Conversation between Christian Purefoy, Anthony Milewski, and Jamie Strauss. Edited for clarity and readability.

Christian Purefoy:

Welcome to Boom, Bust and BS. Today’s episode features our guest Jamie Strauss, founder of Digbee, following a successful career in mining finance and ESG. With political winds shifting and ESG becoming a polarizing term, Jamie’s insight into responsible mining investment couldn’t come at a better time.

Anthony Milewski:

Thanks for joining us, Jamie. ESG is now under pressure in the U.S., especially with a political climate hostile to anything seen as liberal or “Democratic policy.” Yet mining still needs a license to operate. What’s really going on in the sector?

Jamie Strauss:

Thanks, Anthony. We’re at a transformation point. ESG—let’s be honest—became a busted flush. Much of it was compliance theater with little value. The mining sector pushed back. But now, with gold at record highs and critical minerals central to geopolitics, the industry’s lack of investor traction is stark.

Why? Because capital providers need to see credible risk management. Projects regularly go over budget and over schedule—84% according to McKinsey, often by 42%. That destroys shareholder value.

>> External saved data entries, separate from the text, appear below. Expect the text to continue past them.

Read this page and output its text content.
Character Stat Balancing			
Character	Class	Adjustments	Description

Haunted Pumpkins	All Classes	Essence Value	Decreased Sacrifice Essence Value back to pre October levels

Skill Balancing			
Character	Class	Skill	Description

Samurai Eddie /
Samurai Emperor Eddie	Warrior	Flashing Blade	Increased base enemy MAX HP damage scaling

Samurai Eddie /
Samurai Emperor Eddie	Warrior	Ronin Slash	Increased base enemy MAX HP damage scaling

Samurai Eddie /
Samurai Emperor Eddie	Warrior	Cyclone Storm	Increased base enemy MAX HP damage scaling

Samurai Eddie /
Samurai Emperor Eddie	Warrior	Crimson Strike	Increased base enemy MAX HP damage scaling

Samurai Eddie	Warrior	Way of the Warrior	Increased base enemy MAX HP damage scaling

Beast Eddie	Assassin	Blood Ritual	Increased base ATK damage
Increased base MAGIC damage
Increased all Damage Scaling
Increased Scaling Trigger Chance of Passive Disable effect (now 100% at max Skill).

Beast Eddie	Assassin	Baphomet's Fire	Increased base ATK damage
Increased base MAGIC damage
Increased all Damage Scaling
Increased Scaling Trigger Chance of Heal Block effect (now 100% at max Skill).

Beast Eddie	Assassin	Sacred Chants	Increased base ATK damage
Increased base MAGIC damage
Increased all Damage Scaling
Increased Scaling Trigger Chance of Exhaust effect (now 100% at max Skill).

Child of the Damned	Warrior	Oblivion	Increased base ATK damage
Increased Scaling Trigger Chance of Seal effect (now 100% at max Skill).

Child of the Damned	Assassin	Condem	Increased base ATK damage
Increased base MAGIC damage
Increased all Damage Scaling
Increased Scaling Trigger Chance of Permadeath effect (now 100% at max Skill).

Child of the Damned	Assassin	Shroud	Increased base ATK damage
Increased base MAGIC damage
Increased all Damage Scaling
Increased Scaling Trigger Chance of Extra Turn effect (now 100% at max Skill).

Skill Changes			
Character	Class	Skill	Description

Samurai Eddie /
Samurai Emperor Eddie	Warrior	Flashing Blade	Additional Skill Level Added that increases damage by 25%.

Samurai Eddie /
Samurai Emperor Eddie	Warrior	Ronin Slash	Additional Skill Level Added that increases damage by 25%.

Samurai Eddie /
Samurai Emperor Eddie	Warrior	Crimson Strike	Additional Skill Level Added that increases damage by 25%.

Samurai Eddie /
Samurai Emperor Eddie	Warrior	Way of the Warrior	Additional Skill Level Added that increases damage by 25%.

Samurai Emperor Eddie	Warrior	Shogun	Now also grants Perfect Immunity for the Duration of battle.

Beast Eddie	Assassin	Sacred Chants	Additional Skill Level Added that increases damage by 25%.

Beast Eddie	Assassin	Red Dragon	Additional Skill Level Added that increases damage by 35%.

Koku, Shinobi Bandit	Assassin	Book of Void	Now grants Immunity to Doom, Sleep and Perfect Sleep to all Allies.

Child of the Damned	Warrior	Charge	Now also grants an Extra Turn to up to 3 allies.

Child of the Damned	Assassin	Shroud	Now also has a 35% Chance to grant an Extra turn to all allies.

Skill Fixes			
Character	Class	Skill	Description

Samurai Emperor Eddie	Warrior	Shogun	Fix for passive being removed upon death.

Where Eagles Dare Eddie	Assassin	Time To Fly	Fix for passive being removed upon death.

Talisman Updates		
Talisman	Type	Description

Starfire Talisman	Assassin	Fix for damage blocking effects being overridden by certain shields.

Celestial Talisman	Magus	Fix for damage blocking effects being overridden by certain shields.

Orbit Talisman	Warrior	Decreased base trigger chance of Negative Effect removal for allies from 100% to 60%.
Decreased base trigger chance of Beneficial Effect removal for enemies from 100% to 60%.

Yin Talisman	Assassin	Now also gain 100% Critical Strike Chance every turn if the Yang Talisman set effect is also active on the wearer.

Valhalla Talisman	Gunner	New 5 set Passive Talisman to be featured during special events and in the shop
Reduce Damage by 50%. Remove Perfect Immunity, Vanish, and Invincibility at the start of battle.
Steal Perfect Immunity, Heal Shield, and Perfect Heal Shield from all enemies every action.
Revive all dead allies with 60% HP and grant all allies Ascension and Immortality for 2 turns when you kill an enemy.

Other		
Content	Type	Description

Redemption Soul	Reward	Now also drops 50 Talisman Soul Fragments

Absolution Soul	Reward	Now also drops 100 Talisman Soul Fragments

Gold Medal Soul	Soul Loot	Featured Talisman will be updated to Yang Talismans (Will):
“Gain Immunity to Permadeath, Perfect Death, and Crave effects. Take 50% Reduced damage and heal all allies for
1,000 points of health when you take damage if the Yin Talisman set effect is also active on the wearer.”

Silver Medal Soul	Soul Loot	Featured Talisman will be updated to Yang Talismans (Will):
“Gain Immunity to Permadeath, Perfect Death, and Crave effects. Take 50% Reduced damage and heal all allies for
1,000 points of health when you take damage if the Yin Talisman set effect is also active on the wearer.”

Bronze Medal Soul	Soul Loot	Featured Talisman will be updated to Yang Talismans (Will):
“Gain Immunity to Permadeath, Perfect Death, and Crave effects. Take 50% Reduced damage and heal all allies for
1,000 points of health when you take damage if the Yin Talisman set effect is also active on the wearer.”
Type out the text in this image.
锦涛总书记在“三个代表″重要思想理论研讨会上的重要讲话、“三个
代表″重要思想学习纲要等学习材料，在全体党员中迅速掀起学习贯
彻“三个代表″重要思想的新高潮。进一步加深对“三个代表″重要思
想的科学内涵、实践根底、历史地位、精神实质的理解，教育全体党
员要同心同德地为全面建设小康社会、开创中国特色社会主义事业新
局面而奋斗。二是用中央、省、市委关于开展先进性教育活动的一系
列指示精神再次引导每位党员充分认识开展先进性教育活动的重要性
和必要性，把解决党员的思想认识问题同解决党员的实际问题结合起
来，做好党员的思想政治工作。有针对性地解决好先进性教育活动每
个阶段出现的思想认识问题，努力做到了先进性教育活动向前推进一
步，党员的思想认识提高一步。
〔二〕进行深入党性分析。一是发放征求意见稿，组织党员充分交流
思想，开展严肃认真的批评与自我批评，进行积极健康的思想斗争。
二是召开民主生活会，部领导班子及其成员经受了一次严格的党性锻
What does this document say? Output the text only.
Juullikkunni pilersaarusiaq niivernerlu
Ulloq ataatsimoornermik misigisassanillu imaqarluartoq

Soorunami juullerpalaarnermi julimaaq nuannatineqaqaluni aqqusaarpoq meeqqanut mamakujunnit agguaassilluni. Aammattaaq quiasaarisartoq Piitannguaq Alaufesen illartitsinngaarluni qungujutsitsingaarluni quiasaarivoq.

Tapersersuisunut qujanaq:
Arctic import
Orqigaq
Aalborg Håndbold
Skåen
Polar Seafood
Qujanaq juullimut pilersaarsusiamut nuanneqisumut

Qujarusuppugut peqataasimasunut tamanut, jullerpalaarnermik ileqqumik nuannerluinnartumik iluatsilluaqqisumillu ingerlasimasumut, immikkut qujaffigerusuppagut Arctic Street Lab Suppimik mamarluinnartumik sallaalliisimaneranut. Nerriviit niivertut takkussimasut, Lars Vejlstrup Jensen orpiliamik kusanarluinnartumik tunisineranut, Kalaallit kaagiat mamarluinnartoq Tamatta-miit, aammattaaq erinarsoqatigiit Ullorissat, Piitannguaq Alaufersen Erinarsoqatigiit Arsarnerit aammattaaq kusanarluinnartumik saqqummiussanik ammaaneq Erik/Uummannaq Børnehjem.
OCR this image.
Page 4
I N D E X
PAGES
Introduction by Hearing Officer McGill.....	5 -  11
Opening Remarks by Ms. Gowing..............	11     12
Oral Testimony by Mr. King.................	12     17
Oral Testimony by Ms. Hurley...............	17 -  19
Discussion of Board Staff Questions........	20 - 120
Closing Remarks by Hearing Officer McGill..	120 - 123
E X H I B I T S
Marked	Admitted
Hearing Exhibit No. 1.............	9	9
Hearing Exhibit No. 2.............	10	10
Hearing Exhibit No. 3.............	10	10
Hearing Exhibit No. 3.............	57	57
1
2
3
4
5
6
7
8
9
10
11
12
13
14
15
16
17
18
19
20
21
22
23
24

The opportunity now is to professionalize communication and prove to investors that mining companies manage risk responsibly. That could unlock a wave of institutional capital.

Anthony Milewski:

But are we really talking about institutional investors here? I recently bought a few juniors on the back of the gold rally. Didn’t look at permitting, ESG, nothing. Just good projects in good jurisdictions. My only question: will it go up?

Jamie Strauss:

Fair point. But “investor” means many things. You’re describing high-net-worth speculation. Institutions like Orion or BlackRock do real due diligence—permitting, ESG, social license, the works. When companies transition from exploration to production, they need that institutional capital. Those funds want to see risk mitigation and sustainability leadership.

Christian Purefoy:

So how does Digbee help?

Jamie Strauss:

We provide mining-specific sustainability assessments aligned with global standards. It’s internal risk mapping plus external trust-building. For $25,000, a junior can demonstrate leadership and improve its attractiveness to investors—cutting the discount rate or cost of capital. We’ve worked with names like Canada Nickel. Think of it like a “43-101” for ESG.

Anthony Milewski:

Are you unique? Are accounting firms or other ESG providers doing this?

Jamie Strauss:

No one else does what we do: mining-specific, tailored by stage (exploration, development, production), and mapped to over 35 global ESG frameworks. We developed it with input from BlackRock, Orion, Sibanye, BMO, and others.

Christian Purefoy:

There’s also talk about a premium for responsibly mined metals. Will we see that?

Jamie Strauss:

Probably not at scale—liquid markets make that difficult. But preferred status in offtakes and avoidance of future discounts? Absolutely. It’s less about a green premium and more about avoiding penalties.

Christian Purefoy:

So how do you call this moment? Boom, bust, or BS?

Jamie Strauss:

I’m a cautious optimist. It’s a matter of when, not if. The cycles will turn. We need real money flowing into real assets. But for that, the sector must build trust. Prices, of course, help as a tailwind.